Plugin lifecycle - large files


I have an additional question regarding a plugin.

The plugin has a multiple file directory object pointing to single file objects, some of which are very large CSV files that crash pandas. An on-disk solution in validate handles this both in the directory level object validate and also the single file level validate methods. But reading of the CSV file is done in both the directory level and file level validate at present which is very slow. Is there some way that I can maintain the state of the on-disk storage object layer in between calls to validate (and also in plugin functions) so that the CSV file reading does not need to be called repeatedly?


Hi @mroper,
Are you iterating over the whole file for validation? It's pretty common with large files to only do a small sanity check during validation (e.g., look at the first 10 lines of a large .tsv file). Here's an example I wrote recently. I realize this doesn't answer your question directly, but if you're currently reviewing the whole file for validation this would save a lot of time.


Hi @gregcaporaso ,

Thanks for your comment ...

I have thrown out a lot of checks to what I consider the bare necessary ... but I am going through the whole file. I consider this necessary.

So, Im afraid the question still stands ....

A thought is that the on-disk solution converts the file to hdf5 format for subsequent reading. Is there some way that I can find out which tmp directory the qiime2 objects Im handling are unzipped to? That way I can just stash the hdf5 files in there I suppose as an easy way to maintain state ?

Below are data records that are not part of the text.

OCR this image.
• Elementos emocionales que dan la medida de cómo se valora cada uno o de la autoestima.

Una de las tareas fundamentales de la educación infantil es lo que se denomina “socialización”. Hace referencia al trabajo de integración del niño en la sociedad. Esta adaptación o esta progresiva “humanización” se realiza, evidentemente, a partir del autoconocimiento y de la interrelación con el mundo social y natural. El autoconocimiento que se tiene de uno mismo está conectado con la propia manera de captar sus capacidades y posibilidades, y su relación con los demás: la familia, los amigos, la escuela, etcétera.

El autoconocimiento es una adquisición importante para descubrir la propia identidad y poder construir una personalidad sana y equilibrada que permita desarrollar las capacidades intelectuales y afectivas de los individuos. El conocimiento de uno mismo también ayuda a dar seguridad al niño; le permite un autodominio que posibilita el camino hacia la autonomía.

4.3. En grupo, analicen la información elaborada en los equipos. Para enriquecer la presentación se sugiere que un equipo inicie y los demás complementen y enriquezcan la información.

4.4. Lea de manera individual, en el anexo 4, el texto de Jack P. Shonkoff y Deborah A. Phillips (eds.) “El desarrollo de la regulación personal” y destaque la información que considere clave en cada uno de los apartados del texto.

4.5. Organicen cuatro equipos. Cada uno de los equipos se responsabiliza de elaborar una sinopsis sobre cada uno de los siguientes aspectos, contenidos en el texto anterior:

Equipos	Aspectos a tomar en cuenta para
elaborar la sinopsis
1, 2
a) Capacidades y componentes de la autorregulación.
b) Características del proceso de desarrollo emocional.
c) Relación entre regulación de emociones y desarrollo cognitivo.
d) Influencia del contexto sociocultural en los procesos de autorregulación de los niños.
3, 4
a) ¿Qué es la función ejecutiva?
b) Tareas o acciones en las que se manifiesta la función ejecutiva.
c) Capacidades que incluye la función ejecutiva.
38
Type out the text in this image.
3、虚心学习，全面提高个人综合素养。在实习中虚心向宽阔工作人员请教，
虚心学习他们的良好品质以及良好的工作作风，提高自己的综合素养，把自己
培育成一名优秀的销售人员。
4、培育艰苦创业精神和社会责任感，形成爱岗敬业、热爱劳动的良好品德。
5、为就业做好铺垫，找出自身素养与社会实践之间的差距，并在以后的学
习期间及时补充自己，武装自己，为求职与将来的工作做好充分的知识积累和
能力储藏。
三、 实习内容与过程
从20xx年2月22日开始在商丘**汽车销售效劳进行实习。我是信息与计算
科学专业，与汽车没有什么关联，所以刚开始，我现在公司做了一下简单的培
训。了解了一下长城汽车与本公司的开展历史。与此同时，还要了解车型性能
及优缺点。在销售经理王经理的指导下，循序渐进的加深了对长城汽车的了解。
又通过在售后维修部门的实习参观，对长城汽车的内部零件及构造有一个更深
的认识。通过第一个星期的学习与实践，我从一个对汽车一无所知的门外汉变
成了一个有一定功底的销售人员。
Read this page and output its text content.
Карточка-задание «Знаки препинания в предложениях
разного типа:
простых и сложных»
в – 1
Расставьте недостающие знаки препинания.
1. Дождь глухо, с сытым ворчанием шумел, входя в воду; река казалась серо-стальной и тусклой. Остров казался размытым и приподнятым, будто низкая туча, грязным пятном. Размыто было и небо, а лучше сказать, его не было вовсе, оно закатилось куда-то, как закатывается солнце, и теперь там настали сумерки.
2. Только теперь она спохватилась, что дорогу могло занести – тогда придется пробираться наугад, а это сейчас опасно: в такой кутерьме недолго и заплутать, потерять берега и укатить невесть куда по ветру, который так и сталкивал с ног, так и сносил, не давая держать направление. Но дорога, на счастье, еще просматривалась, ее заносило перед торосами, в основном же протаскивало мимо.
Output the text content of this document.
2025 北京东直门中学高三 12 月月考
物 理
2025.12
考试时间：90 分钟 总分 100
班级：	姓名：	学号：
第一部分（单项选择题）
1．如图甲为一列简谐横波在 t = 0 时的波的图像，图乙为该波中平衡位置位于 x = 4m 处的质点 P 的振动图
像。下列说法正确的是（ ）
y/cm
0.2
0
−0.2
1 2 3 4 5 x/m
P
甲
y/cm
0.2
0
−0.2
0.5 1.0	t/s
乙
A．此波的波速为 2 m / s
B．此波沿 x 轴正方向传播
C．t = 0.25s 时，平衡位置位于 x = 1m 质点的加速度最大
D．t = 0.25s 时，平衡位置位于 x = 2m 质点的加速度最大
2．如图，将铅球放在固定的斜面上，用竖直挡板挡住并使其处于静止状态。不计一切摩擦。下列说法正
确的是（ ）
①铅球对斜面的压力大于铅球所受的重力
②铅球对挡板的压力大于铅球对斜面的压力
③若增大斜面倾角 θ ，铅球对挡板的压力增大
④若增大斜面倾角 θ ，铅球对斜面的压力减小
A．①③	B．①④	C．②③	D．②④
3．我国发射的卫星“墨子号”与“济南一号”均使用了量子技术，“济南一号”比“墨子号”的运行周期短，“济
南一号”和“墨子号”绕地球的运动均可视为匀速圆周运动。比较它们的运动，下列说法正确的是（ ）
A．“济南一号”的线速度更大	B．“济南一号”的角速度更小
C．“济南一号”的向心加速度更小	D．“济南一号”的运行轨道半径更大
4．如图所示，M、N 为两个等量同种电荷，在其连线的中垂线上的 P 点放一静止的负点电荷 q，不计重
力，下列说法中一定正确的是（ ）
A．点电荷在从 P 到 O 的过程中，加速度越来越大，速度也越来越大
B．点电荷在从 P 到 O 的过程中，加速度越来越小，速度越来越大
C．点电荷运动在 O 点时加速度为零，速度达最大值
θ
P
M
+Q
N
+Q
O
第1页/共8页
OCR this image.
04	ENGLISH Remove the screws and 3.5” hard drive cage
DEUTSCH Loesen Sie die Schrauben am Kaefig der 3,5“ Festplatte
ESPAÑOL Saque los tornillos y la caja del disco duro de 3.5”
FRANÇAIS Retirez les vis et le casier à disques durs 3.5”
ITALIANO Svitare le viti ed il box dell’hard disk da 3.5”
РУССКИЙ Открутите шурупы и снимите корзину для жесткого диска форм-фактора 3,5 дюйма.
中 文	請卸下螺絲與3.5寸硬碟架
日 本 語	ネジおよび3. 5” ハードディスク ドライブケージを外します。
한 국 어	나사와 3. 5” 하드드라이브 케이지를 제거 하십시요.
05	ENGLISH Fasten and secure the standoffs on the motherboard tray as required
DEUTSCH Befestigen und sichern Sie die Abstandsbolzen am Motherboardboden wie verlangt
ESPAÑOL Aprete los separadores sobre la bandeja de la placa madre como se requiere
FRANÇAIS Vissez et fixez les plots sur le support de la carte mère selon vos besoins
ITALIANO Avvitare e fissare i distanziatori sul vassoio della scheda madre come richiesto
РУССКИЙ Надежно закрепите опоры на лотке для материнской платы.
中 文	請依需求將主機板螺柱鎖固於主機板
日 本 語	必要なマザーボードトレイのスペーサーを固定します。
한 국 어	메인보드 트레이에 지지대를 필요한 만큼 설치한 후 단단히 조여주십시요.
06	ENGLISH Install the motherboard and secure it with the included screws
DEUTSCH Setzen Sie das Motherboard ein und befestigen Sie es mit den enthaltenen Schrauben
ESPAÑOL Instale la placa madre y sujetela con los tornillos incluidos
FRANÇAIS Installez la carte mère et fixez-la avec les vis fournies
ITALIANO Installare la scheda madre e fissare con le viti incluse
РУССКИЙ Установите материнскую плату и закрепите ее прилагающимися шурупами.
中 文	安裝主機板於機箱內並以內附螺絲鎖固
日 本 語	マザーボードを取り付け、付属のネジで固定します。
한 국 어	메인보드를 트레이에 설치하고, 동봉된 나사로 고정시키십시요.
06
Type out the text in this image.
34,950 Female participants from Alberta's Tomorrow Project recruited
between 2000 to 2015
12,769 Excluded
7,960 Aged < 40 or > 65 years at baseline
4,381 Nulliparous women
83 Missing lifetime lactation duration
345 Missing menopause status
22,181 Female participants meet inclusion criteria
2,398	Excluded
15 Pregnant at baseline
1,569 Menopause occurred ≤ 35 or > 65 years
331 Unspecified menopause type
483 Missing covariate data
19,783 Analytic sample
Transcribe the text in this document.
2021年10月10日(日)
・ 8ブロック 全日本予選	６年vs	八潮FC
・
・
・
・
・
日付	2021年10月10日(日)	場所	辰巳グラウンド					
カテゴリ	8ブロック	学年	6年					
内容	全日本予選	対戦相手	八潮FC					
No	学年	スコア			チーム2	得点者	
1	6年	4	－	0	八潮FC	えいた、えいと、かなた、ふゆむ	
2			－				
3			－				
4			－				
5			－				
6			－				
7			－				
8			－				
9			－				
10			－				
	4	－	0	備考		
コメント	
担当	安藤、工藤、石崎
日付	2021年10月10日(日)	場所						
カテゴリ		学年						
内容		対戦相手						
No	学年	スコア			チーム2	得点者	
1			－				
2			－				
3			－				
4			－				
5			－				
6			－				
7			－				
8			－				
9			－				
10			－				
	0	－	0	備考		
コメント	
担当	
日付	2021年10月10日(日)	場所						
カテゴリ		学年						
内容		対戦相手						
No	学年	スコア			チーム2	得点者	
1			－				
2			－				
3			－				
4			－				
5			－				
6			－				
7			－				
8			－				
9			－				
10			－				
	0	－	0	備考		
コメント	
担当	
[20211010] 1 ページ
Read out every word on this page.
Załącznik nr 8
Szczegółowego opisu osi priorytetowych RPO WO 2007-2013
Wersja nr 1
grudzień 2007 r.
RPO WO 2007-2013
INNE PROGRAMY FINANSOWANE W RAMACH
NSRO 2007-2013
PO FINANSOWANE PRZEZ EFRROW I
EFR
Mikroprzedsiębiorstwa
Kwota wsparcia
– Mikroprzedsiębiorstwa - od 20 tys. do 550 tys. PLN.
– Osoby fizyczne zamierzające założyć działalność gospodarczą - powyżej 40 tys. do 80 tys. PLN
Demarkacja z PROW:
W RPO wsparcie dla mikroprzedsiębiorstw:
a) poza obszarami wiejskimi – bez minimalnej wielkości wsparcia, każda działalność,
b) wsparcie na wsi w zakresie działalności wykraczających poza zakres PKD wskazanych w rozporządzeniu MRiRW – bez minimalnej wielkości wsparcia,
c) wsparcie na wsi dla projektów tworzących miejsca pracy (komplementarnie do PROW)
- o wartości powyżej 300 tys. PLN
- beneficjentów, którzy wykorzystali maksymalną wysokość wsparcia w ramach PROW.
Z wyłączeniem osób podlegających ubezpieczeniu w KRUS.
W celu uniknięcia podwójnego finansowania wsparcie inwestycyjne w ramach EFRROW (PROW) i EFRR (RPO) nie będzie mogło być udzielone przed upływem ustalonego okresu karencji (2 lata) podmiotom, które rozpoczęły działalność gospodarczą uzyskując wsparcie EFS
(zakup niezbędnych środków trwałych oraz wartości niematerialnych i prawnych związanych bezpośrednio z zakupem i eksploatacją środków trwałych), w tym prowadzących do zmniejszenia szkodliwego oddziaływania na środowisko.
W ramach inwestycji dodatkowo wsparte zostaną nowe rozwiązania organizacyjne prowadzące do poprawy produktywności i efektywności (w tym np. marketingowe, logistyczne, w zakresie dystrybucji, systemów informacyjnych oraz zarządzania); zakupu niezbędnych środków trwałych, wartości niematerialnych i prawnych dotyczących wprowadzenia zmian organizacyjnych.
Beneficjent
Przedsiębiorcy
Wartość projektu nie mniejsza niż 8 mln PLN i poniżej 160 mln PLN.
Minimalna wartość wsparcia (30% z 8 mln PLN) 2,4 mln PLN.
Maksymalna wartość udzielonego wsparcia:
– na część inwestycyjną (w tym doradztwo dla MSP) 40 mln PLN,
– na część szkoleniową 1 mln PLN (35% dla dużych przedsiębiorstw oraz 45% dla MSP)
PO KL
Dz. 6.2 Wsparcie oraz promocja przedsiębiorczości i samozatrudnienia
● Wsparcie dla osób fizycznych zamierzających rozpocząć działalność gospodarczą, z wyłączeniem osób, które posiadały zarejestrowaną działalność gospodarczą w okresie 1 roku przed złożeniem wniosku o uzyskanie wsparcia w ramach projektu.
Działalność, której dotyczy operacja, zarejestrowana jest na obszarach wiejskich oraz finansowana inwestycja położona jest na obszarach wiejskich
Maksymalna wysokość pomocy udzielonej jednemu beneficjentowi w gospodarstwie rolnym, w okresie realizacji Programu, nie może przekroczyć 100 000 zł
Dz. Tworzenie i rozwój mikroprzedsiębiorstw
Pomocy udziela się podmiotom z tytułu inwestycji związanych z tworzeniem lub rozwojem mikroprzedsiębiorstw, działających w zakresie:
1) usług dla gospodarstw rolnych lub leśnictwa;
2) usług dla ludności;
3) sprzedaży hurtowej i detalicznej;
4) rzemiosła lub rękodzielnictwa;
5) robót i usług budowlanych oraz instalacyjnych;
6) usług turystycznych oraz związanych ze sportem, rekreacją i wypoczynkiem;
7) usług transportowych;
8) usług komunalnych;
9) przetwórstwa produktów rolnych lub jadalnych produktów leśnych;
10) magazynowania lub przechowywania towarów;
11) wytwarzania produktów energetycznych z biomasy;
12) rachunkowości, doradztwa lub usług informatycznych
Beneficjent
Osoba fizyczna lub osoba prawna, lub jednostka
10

Hello again @gregcaporaso ... what actually is the lifecycle of qiime2 objects from unzipping to destruction?


Hi @mroper,

I'm not sure if this is helpful, but I've used the dask python library for reading/handling large files. I'm not sure if it will work in your exact case, but it has a nice delayed structure that gets speed from parallel processing and can handle large data as long as it can be chunked. It's slower than pandas if you can't run in parallel, but has worked well for my purposes. There are specific operations that are expensive (sorting, groupby), but a lot of things can be done quickly.